Intelsat VA F-10 → Intelsat 510
- Mission type: Communication
- Operator: Intelsat
- COSPAR ID: 1985-025A
- SATCAT no.: 15629
- Mission duration: 9 years (planned)

Spacecraft properties
- Bus: Intelsat-VA
- Manufacturer: Ford Aerospace
- Launch mass: 2013 kg
- Dry mass: 1098 kg
- Power: 1800 watts

Start of mission
- Launch date: 22 March 1985, 23:55:00 UTC
- Rocket: Atlas G (AC-63)
- Launch site: CCAFS, LC-36B
- Contractor: General Dynamics

End of mission
- Disposal: Graveyard orbit
- Deactivated: July 1999

Orbital parameters
- Reference system: Geocentric orbit
- Regime: Geostationary orbit
- Epoch: 22 March 1985

Transponders
- Band: 26 C-Band 6 Ku-band

= Intelsat VA F-10 =

Geostationary communications satellite

Intelsat 510, previously named Intelsat VA F-10, was a communications satellite operated by Intelsat.
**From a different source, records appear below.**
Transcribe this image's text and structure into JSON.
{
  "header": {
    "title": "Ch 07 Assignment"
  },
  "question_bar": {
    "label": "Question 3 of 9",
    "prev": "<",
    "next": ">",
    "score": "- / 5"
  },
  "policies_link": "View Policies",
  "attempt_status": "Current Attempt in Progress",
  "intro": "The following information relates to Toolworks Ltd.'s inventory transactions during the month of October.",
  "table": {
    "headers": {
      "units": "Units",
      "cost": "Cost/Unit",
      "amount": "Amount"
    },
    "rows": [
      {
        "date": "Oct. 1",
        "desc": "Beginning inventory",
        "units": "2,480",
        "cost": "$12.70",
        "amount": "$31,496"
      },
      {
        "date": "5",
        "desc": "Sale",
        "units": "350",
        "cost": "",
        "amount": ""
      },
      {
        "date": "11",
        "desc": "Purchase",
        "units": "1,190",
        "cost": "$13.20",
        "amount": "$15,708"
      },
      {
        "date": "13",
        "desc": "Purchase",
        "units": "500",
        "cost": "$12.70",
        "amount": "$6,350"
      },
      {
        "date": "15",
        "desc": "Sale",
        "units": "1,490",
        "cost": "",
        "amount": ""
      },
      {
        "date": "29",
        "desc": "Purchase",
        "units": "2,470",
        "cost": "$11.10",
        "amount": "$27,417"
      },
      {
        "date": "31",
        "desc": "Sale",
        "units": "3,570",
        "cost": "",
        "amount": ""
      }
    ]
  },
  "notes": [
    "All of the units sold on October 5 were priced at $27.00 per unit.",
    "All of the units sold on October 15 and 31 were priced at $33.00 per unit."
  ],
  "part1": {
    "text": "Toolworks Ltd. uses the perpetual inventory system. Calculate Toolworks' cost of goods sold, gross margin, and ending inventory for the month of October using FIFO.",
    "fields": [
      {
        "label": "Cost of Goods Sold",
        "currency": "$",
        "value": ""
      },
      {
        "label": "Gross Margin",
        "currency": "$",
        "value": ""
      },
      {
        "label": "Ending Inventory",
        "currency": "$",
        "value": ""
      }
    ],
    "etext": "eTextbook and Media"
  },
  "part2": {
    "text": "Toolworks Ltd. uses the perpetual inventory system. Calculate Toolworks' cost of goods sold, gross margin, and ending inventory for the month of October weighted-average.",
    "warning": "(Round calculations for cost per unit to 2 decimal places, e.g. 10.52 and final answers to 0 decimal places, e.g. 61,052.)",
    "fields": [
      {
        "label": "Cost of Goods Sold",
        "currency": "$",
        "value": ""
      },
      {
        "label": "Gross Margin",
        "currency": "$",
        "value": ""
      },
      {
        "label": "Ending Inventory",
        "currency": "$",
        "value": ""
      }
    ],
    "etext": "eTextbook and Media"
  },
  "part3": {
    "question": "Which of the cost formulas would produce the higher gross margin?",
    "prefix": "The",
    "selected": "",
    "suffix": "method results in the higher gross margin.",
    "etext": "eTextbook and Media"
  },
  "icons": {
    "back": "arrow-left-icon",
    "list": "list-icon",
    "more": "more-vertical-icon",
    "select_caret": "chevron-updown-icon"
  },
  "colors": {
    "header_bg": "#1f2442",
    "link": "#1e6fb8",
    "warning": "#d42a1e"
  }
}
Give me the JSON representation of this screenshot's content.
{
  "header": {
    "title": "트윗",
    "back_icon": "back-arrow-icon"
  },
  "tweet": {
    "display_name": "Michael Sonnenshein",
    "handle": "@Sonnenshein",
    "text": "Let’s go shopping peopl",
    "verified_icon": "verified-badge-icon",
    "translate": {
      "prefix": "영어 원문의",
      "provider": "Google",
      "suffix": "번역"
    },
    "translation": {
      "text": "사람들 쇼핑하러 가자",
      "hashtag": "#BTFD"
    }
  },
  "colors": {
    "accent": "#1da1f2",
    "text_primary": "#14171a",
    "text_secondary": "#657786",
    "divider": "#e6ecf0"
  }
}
Launched in 1985, it was the tenth of fifteen Intelsat V satellites to be launched. The Intelsat V series was constructed by Ford Aerospace, based on the Intelsat-VA satellite bus. Intelsat VA F-10 was part of an advanced series of satellites designed to provide greater telecommunications capacity for Intelsat's global network.

== Launch ==
The satellite was successfully launched into space on 22 March 1985, at 23:55:00 UTC, by means of an Atlas-Centaur G vehicle from the Cape Canaveral Air Force Station, Florida, United States. It had a launch mass of 2013 kg. The Intelsat 510 was equipped with 6 Ku-band transponders more 26 C-band transponders for 15,000 audio circuits and 2 TV channels.